On both counts, the court agreed.

“Although the plaintiffs may genuinely believe that the defendants are responsible for the loss of their money, it is a claim based on conjecture, not evidence,” the court said.

“The plaintiffs’ claim that the defendants misappropriated Mr. Ratcliffe’s inheritance but have produced no evidence in support of this allegation. The documentary evidence conclusively establishes that the shares were sold, and the proceeds deposited in the joint investment account. Because of his professed lack of memory, Mr. Ratcliffe does not know what happened to the money,” the court said.

Ultimately, the court concluded that it couldn’t determine what happened to the inheritance money.

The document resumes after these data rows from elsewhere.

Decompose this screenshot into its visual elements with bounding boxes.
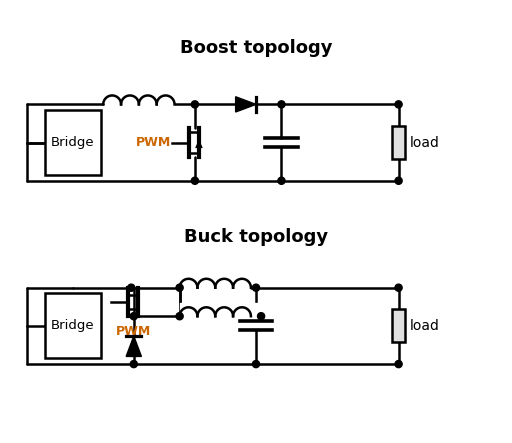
Circle shape bbox=[278, 177, 285, 184]
Circle shape bbox=[395, 284, 402, 291]
Circle shape bbox=[176, 313, 183, 320]
Polygon shape bbox=[236, 97, 256, 112]
Text: PWM: PWM bbox=[116, 325, 152, 338]
Text: Buck topology: Buck topology bbox=[184, 228, 328, 246]
Circle shape bbox=[191, 101, 199, 108]
Text: load: load bbox=[410, 319, 440, 333]
Circle shape bbox=[395, 177, 402, 184]
Text: PWM: PWM bbox=[136, 136, 171, 149]
Circle shape bbox=[130, 313, 137, 320]
Polygon shape bbox=[126, 336, 141, 357]
Circle shape bbox=[191, 177, 199, 184]
Circle shape bbox=[395, 101, 402, 108]
Circle shape bbox=[130, 361, 137, 368]
Bar bbox=[392, 126, 405, 159]
Text: load: load bbox=[410, 136, 440, 150]
Circle shape bbox=[258, 313, 265, 320]
Bar bbox=[45, 293, 101, 358]
Circle shape bbox=[395, 361, 402, 368]
Text: Bridge: Bridge bbox=[51, 319, 95, 332]
Bar bbox=[392, 309, 405, 342]
Circle shape bbox=[278, 101, 285, 108]
Circle shape bbox=[176, 284, 183, 291]
Circle shape bbox=[252, 361, 260, 368]
Text: Boost topology: Boost topology bbox=[180, 39, 332, 57]
Circle shape bbox=[252, 284, 260, 291]
Bar bbox=[45, 110, 101, 175]
Circle shape bbox=[127, 284, 135, 291]
Text: Bridge: Bridge bbox=[51, 136, 95, 149]
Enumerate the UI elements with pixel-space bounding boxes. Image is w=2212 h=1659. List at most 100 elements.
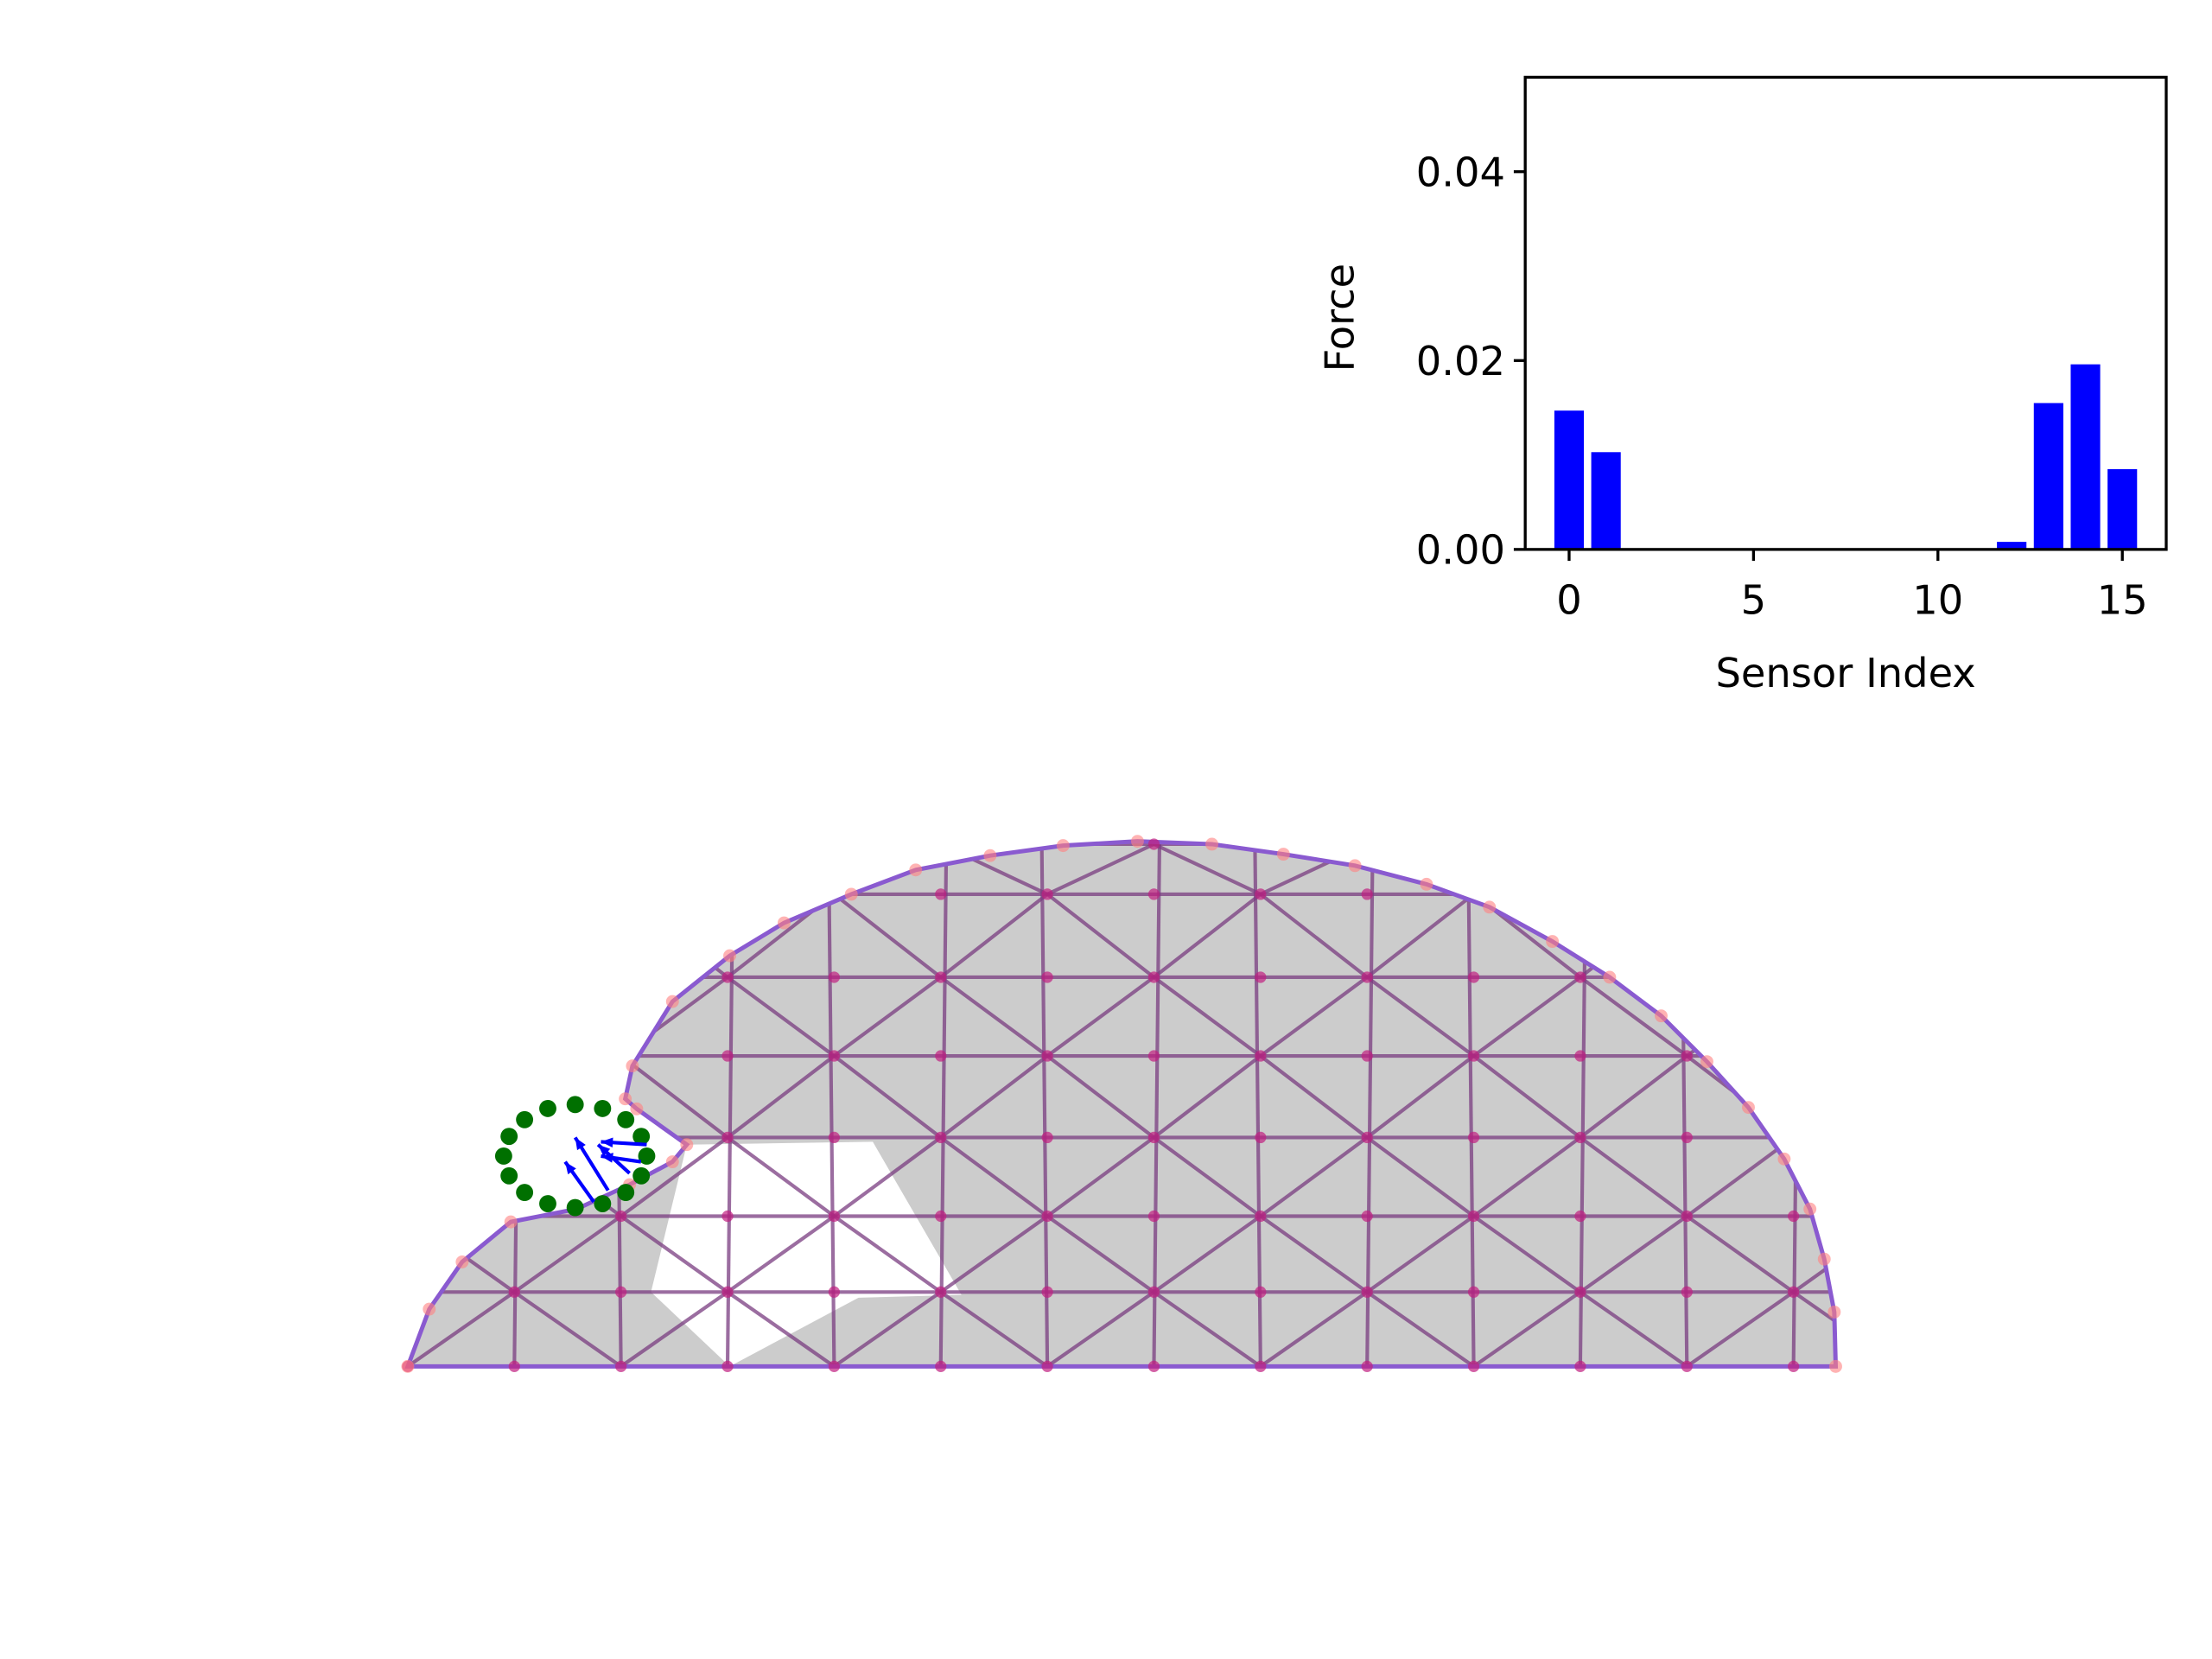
mesh-node bbox=[1574, 971, 1586, 983]
mesh-edge bbox=[826, 841, 836, 1367]
mesh-edge bbox=[407, 841, 410, 1367]
mesh-edge bbox=[1039, 841, 1050, 1367]
mesh-node bbox=[1361, 971, 1373, 983]
mesh-node bbox=[1147, 1286, 1160, 1298]
mesh-boundary-node bbox=[455, 1255, 469, 1268]
probe-dot bbox=[632, 1166, 651, 1185]
mesh-edge bbox=[1046, 1135, 1155, 1218]
mesh-edge bbox=[620, 1135, 729, 1218]
force-arrow-head bbox=[575, 1137, 586, 1151]
mesh-boundary-node bbox=[1546, 935, 1560, 949]
mesh-node bbox=[721, 1286, 734, 1298]
mesh-edge bbox=[1472, 842, 1581, 896]
mesh-edge bbox=[1472, 976, 1582, 1058]
mesh-node bbox=[1467, 1210, 1480, 1223]
mesh-edge bbox=[1366, 1290, 1475, 1367]
mesh-boundary-node bbox=[1655, 1009, 1668, 1023]
mesh-edge bbox=[1686, 1214, 1795, 1294]
probe-dot bbox=[638, 1147, 656, 1165]
bar bbox=[2033, 403, 2063, 550]
mesh-node bbox=[1147, 888, 1160, 900]
probe-dot bbox=[516, 1110, 534, 1128]
force-arrow-head bbox=[565, 1161, 576, 1175]
mesh-node bbox=[935, 1286, 947, 1298]
mesh-edge bbox=[1579, 1290, 1688, 1367]
mesh-edge bbox=[939, 1054, 1049, 1140]
mesh-edge bbox=[513, 842, 622, 896]
mesh-node bbox=[1255, 971, 1267, 983]
mesh-edge bbox=[513, 1214, 622, 1294]
mesh-node bbox=[1681, 1210, 1693, 1223]
mesh-edge bbox=[620, 1290, 729, 1367]
mesh-edge bbox=[939, 1214, 1049, 1294]
mesh-boundary-node bbox=[1130, 835, 1144, 849]
mesh-boundary-node bbox=[1420, 877, 1433, 891]
mesh-edge bbox=[620, 893, 729, 979]
mesh-edge bbox=[939, 1135, 1049, 1218]
probe-dot bbox=[617, 1184, 635, 1202]
mesh-edge bbox=[1686, 842, 1795, 896]
mesh-node bbox=[615, 1286, 627, 1298]
mesh-edge bbox=[1153, 1135, 1262, 1218]
probe-dot bbox=[539, 1099, 556, 1117]
mesh-boundary-node bbox=[1777, 1152, 1791, 1166]
mesh-node bbox=[721, 1360, 734, 1372]
mesh-node bbox=[1681, 1286, 1693, 1298]
probe-dot bbox=[516, 1184, 534, 1202]
mesh-node bbox=[721, 1050, 734, 1062]
bar bbox=[2107, 468, 2138, 550]
mesh-node bbox=[1788, 1286, 1800, 1298]
mesh-edge bbox=[1253, 841, 1262, 1367]
mesh-node bbox=[1041, 1286, 1053, 1298]
mesh-edge bbox=[726, 1135, 836, 1218]
mesh-edge bbox=[407, 976, 516, 1058]
y-tick-label: 0.00 bbox=[1416, 526, 1505, 573]
mesh-node bbox=[508, 1286, 520, 1298]
y-axis-label: Force bbox=[1316, 264, 1363, 372]
mesh-node bbox=[1574, 1131, 1586, 1144]
mesh-edge bbox=[726, 1290, 836, 1367]
mesh-boundary-node bbox=[401, 1359, 415, 1373]
mesh-node bbox=[935, 1131, 947, 1144]
mesh-boundary-node bbox=[844, 887, 858, 901]
mesh-boundary-node bbox=[1205, 837, 1218, 851]
mesh-node bbox=[1255, 888, 1267, 900]
mesh-edge bbox=[833, 1214, 942, 1294]
mesh-edge bbox=[833, 893, 943, 979]
mesh-boundary-node bbox=[665, 995, 679, 1008]
probe-dot bbox=[500, 1128, 518, 1146]
x-axis-label: Sensor Index bbox=[1715, 650, 1975, 696]
mesh-boundary-node bbox=[1827, 1305, 1841, 1319]
mesh-node bbox=[1147, 971, 1160, 983]
force-arrow-head bbox=[601, 1137, 613, 1148]
mesh-edge bbox=[1579, 976, 1688, 1058]
mesh-edge bbox=[1792, 1214, 1836, 1294]
y-tick-label: 0.04 bbox=[1416, 149, 1505, 195]
mesh-edge bbox=[620, 1054, 729, 1140]
mesh-edge bbox=[833, 1135, 942, 1218]
mesh-node bbox=[828, 1210, 841, 1223]
mesh-node bbox=[828, 1360, 841, 1372]
mesh-edge bbox=[1259, 1054, 1369, 1140]
mesh-boundary-node bbox=[777, 916, 791, 930]
contact-probe bbox=[494, 1096, 656, 1217]
mesh-edge bbox=[1686, 976, 1795, 1058]
mesh-edge bbox=[1894, 830, 1900, 1366]
mesh-edge bbox=[1579, 1214, 1688, 1294]
mesh-node bbox=[1361, 1050, 1373, 1062]
mesh-edge bbox=[1465, 841, 1476, 1367]
mesh-node bbox=[1681, 1131, 1693, 1144]
mesh bbox=[401, 830, 1900, 1373]
mesh-edge bbox=[833, 976, 942, 1058]
mesh-edge bbox=[1579, 1135, 1688, 1218]
mesh-edge bbox=[1686, 1135, 1795, 1218]
mesh-edge bbox=[620, 1214, 729, 1294]
probe-dot bbox=[594, 1099, 612, 1117]
mesh-edge bbox=[1046, 1054, 1155, 1140]
mesh-edge bbox=[1259, 1290, 1369, 1367]
probe-dot bbox=[617, 1110, 635, 1128]
mesh-boundary-node bbox=[1483, 900, 1497, 914]
x-tick-label: 15 bbox=[2097, 576, 2148, 623]
x-tick-label: 5 bbox=[1741, 576, 1767, 623]
mesh-boundary-node bbox=[1700, 1055, 1713, 1069]
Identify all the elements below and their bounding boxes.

“But that is not the issue in this litigation,” it said. “The plaintiffs’ claim is based on misappropriation of the funds, and they cannot prove that.”

Moreover, the court also noted that the action was commenced too late, after the limitation period had passed.

“Although the plaintiffs assert that they only discovered the existence of the joint investment account and the misappropriation of the funds in May 2020, that is directly contradicted by documents they acknowledge were in their possession in 2004 and 2005,” it said. “They closed all their accounts with the defendants in 2014. The only reasonable inference is that they would have known many years before May 2020 that funds once held by the defendants no longer existed.”

As a result, it dismissed the action.

The court acknowledged that the ruling “will likely be very upsetting” to the plaintiffs. It said that it doesn’t believe that Mr. Ratcliffe’s lack of memory about what happened to the money is being feigned, and that his wife genuinely believes that it was embezzled by the defendants.

“But suspicion is not proof in a court of law,” it said. “The result of a trial in this case is a foregone conclusion: The action would be dismissed.”